Düsseldorf - "Mit Diesel wird zurzeit spekuliert und richtig Geld verdient", sagte Sven Janssen, Sprecher des Automobilclubs von Deutschland (AvD), der in Düsseldorf erscheinenden Tageszeitung "Rheinische Post". Die Tankstelle werde so zur "Börse des kleinen Mannes" mit enormen Preissprüngen, die durch den Ölpreis allein nicht begründet werden könnten.
Auch in anderen Bundesländern sei die Rekordmarke für Diesel gefallen, bestätigte Janssen. Selbst im Vergleich zwischen freien und Markentankstellen seien oft keine Unterschiede beim Dieselpreis mehr festzustellen: Der AvD forderte die Bundesregierung auf, den Autofahrern "einen Teil dieser enormen Belastung zu nehmen". Gewinne, die der Staat bei der Kraftstoffmehrwertsteuer erziele, müssten ausschließlich dazu verwendet werden, die Mineralölsteuer zu senken, betonte Janssen.

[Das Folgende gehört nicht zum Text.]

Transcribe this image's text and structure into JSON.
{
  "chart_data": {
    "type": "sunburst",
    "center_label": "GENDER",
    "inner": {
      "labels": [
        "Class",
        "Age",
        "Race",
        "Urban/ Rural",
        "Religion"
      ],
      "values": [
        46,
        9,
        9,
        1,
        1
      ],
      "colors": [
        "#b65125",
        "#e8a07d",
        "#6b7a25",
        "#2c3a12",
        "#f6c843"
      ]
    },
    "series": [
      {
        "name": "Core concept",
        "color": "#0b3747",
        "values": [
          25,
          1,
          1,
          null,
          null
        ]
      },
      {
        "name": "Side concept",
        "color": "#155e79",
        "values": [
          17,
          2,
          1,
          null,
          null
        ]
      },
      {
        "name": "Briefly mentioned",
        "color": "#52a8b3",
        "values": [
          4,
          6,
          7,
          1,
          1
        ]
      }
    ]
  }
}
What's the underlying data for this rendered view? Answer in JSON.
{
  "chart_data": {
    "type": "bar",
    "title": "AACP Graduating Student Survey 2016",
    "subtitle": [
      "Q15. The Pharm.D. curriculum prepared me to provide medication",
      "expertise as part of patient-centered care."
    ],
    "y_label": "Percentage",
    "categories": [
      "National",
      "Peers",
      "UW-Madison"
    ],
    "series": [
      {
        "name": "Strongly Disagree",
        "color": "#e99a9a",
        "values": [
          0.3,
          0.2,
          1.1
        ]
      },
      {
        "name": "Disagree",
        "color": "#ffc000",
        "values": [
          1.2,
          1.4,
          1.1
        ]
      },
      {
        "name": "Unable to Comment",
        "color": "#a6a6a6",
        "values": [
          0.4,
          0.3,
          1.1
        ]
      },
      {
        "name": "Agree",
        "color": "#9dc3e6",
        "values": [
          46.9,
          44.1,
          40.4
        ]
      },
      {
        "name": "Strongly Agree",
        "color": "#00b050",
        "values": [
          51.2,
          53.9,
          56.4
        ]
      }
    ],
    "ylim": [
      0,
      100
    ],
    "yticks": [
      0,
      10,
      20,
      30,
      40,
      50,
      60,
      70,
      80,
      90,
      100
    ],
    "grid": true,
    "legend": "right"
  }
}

Trotz der jüngsten Rekordpreise hält der Deutschland-Chef der polnischen Tankstellenkette Orlen/Star, Josef Busch, die Benzinpreise in Deutschland für zu niedrig. Der "Bild"-Zeitung sagte Busch: "Trotz des hohen Ölpreises verdienen wir derzeit am Benzin kein Geld. Daher ist Benzin eigentlich zu billig." Busch erklärte, der Liter Super müsste "fünf bis sechs Cent mehr kosten". Der Manager begründete seine Einschätzung mit dem "beinharten Wettbewerb" auf dem deutschen Tankstellenmarkt.